Pendant mon séjour à Amsterdam, en résidence à la Maison Descartes, j’ai découvert, par hasard, à la galerie Rademakers, la série de photographies intitulée Bullet, composée de natures-mortes réalisées par Rachel Nieborg. Chacune de ces images manifestement inspirées de la nature-morte flamande présente un instant qui n’a jamais existé et n’existera jamais à l’encontre de la nature-morte hollandaise qui parle d’un instant qui n’a pas existé et qui pourtant existera éternellement. Pourtant, ces images parlent l’une et l’autre, chacune à leur manière, de la mort comme d’un destin.

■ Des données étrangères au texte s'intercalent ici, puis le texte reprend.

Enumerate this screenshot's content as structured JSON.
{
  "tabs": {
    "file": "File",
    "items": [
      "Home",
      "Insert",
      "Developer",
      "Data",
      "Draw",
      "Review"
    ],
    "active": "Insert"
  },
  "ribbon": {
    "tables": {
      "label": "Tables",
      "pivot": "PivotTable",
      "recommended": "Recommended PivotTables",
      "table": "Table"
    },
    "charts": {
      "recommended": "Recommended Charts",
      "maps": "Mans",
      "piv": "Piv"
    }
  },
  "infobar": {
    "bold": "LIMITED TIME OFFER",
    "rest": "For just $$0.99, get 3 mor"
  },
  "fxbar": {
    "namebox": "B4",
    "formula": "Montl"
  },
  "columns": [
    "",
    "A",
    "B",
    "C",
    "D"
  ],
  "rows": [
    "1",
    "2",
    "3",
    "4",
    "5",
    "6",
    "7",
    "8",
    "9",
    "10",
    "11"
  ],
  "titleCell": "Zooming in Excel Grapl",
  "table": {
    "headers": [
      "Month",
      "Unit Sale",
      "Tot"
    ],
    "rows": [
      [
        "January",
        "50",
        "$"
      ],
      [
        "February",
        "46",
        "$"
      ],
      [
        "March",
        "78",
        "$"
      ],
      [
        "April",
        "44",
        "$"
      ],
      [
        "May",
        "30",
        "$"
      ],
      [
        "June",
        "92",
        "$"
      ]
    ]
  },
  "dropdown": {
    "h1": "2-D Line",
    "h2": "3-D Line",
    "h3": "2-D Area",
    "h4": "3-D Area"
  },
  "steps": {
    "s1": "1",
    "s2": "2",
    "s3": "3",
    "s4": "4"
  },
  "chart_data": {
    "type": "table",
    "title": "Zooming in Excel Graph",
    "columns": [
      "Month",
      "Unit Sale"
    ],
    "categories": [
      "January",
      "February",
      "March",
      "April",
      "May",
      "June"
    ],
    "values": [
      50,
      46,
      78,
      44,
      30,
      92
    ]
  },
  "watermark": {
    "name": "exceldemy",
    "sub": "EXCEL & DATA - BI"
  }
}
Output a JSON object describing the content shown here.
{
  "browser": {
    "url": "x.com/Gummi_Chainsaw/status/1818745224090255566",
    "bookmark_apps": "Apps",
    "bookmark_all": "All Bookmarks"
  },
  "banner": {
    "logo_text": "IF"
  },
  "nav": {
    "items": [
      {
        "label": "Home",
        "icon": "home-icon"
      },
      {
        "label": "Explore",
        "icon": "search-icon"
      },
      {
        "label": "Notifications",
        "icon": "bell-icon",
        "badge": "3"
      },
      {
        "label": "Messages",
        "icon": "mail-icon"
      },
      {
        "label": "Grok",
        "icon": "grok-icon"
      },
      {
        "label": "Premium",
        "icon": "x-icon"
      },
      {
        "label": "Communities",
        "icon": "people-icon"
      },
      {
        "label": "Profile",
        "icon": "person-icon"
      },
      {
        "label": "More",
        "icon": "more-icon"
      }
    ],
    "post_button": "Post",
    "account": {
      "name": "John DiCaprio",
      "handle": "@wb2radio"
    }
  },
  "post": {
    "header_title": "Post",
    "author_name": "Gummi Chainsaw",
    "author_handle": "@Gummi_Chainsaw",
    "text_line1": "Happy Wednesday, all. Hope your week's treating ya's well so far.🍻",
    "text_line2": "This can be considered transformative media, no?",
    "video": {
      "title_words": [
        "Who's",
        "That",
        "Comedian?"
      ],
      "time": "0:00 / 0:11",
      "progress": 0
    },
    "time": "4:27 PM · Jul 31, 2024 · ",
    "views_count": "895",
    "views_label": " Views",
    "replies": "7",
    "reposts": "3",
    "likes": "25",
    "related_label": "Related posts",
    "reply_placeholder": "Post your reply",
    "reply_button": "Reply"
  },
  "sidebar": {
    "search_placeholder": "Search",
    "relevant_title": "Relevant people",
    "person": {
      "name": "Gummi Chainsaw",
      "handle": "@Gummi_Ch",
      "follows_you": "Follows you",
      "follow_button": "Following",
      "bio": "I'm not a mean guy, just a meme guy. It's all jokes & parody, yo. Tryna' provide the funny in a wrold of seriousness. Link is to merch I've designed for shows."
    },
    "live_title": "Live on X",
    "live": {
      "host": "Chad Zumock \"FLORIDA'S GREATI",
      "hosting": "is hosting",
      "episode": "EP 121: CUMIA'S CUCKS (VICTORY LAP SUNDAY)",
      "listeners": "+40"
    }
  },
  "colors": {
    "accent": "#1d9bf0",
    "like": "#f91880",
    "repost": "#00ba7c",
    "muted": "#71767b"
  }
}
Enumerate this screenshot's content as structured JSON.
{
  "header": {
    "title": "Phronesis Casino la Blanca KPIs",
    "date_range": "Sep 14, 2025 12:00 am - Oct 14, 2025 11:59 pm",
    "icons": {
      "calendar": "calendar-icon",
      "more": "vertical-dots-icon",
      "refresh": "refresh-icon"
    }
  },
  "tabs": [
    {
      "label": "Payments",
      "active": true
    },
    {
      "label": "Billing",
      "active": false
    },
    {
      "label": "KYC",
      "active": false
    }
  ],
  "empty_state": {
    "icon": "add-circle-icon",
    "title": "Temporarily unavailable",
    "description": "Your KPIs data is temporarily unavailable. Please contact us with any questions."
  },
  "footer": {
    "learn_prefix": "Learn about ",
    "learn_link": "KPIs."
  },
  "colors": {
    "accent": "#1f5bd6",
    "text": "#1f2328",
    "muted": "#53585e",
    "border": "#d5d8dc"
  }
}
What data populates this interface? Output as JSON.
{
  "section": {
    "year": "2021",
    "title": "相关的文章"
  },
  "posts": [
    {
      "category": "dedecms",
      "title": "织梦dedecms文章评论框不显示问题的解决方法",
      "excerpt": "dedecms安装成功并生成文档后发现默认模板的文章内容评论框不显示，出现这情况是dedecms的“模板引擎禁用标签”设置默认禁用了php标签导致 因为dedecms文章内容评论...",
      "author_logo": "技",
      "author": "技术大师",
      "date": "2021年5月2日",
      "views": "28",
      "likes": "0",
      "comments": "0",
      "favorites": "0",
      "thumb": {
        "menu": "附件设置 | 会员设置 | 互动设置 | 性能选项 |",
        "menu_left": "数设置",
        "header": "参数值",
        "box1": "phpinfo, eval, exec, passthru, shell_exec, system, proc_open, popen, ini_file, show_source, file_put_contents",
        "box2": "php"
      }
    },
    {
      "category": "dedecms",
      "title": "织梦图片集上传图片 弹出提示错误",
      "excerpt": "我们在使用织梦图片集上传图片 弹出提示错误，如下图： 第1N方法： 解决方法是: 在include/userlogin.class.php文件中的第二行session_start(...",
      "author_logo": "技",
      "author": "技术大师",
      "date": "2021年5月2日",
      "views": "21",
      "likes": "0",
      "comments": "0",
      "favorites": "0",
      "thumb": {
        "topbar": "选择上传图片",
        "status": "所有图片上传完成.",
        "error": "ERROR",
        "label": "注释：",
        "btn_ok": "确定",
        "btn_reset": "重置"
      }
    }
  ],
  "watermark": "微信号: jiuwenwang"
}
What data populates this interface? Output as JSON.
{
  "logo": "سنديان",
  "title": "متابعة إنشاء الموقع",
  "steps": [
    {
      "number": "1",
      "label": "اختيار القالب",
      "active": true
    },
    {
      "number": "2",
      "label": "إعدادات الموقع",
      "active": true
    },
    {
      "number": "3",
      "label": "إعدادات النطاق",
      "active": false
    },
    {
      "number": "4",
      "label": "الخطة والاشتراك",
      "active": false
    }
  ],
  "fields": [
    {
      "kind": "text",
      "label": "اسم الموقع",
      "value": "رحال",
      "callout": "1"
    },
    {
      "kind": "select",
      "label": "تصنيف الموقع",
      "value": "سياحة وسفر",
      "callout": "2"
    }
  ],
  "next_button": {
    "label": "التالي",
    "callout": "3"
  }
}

Ces images, que ce soit les photographies de Rachel Nieborg, ou les peintures flamandes n’existent aussi que parce que l’humain a une existence limitée voire éphémère, à l’échelle du temps terrestre. Les photos de Rachel Neiborg, comme la peinture flamande parlent, l’une comme l’autre, des déficiences de notre œil et de ses nombreux points aveugles. De fait, le centre de l’œil comme nous le montre Rachel Neiborg ainsi que la peinture flamande n’est pas notre seul point aveugle. Ainsi, l’être humain est dans l’incapacité de voir la rupture figée par ces photographies, comme il est tout aussi incapable de voir les évolutions des images flamandes, plus particulièrement, si ces dernières sont composées d’objets inanimés ou encore imputrescibles. En fait, Rachel Nieborg ou les peintre flamands, l’un comme l’autre parle de la continuité de la rupture, de l’épreuve de la réalité.

Reekers

Les natures-mortes flamandes parlent d’objets inanimés, le travail de Rachel Neiborg, dans la série Bullet, anime les objets encore qu’il soit possible de dire que la série DNA anime, elle aussi les objets. Ces peintures, comme ces photos parlent de notre intimité avec le temps.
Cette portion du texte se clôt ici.